In comparison to intermediate-acting insulins, insulin analogues, such as insulin glargine, detemir, and degludec, are structurally modified human insulins that closely mirror the pharmacokinetic characteristics of endogenous insulin. Long-acting insulin analogues have a lower risk of hypoglycemia, especially nocturnal hypoglycemia, due to their prolonged duration of action and less dramatic insulin peak. In earlier clinical trials, there was inconsistent evidence for this benefit. However, because the majority of these earlier studies primarily included patients under the age of 60, they were underpowered to detect the effectiveness and safety of long-acting insulin analogues in older age groups, who are more at risk than younger people for hypoglycemia and its serious consequences .
When recommending hypoglycaemic medications to frail elderly adults with type 2 diabetes, it is important to take into account the possible effects on body weight. For instance, the AM phenotype should not utilise weight-limiting medications as GLP-1RA and SGLT-2 inhibitors due to the increased danger of further weight loss, dehydration, hypotension, and a higher chance of falling. Acarabose is less tolerated, causes considerable gastrointestinal side effects, and causes weight loss. Despite having the benefit of acceptable weight gain in the malnourished frail phenotype, insulin secretagogues like sulfonylureas or glinides are dangerous due to their significant risk of hypoglycemia. Additionally, there may be a high frequency of dementia in this age, which may be linked to irregular eating habits, and taking insulin secretagogues may greatly increase their risk of hypoglycemia. For many people with renal limitations, metformin might not be the best option. Additionally, pioglitazone raises the risk of volume overload, congestive heart failure aggravation, and lower limb oedema. Due to the negative side effects of insulin, such as the increased risk of hypoglycemia, unwanted weight gain, the difficulty of numerous injections, and the load of blood glucose monitoring, it has long been thought of as a last resort for hypoglycemic therapy following oral medicines. However, insulin may be a preferable early stage therapy in the AM phenotype of frailty.

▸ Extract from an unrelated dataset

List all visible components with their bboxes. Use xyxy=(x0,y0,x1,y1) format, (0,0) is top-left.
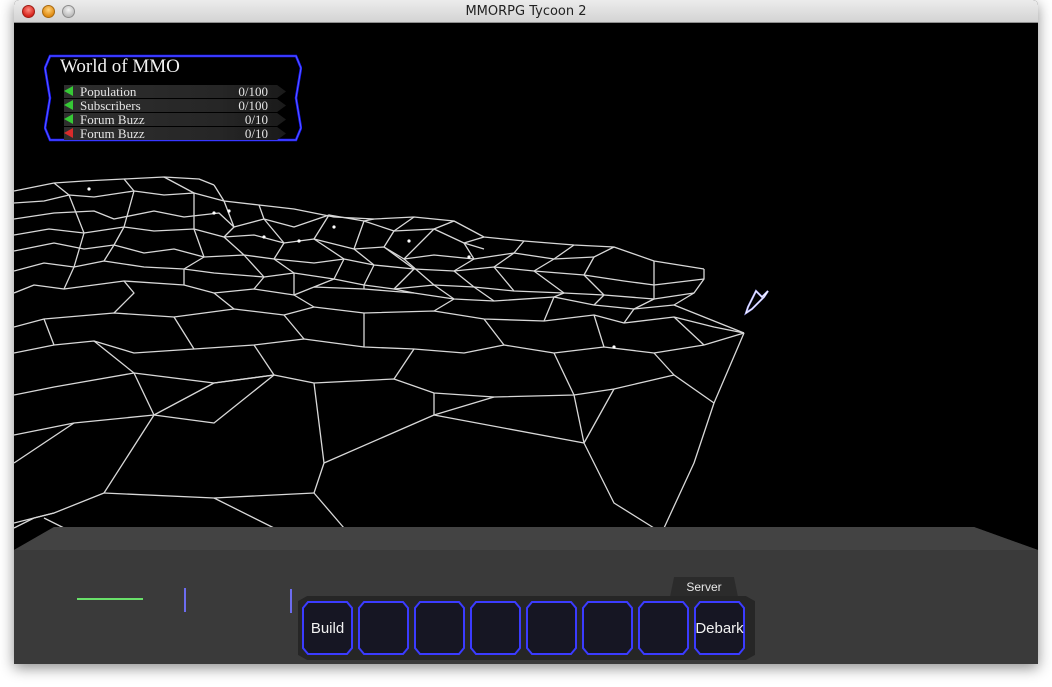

Anorexia and substantial weight loss define this phenotype [4,5].
A diverse metabolic spectrum that clusters at an anorexic malnourished (AM) phenotype at one end and a sarcopenic obese (SO) phenotype at the other appears to exist in frail, older adults with diabetes. Organ dysfunction and polypharmacy may restrict the use of oral hypoglycemic drugs in the AM phenotype. The negative effects of the new GLP-1RA and SGLT-2 inhibitors, such as greater weight loss, dehydration, hypotension, and an increased risk of falls, may also make them inappropriate for use in this frailty phenotype. As a result, using insulin early on may be an option for this vulnerable population of frail people. A single daily injection and reduced risk of hypoglycemia make long-acting insulin analogues seem to be safer choices. In this frailty phenotype, the negative effects of insulin-induced weight gain might be advantageous. Another benefit is that insulin has anabolic qualities that may improve muscle function, though additional large prospective studies are still needed to fully understand this significant effect. Therapy should aim to maintain a relaxed glycaemic control in patients with this frailty phenotype, avoid hypoglycemia as much as possible, and preserve a high quality of life.
The authors declare no conflict of interest.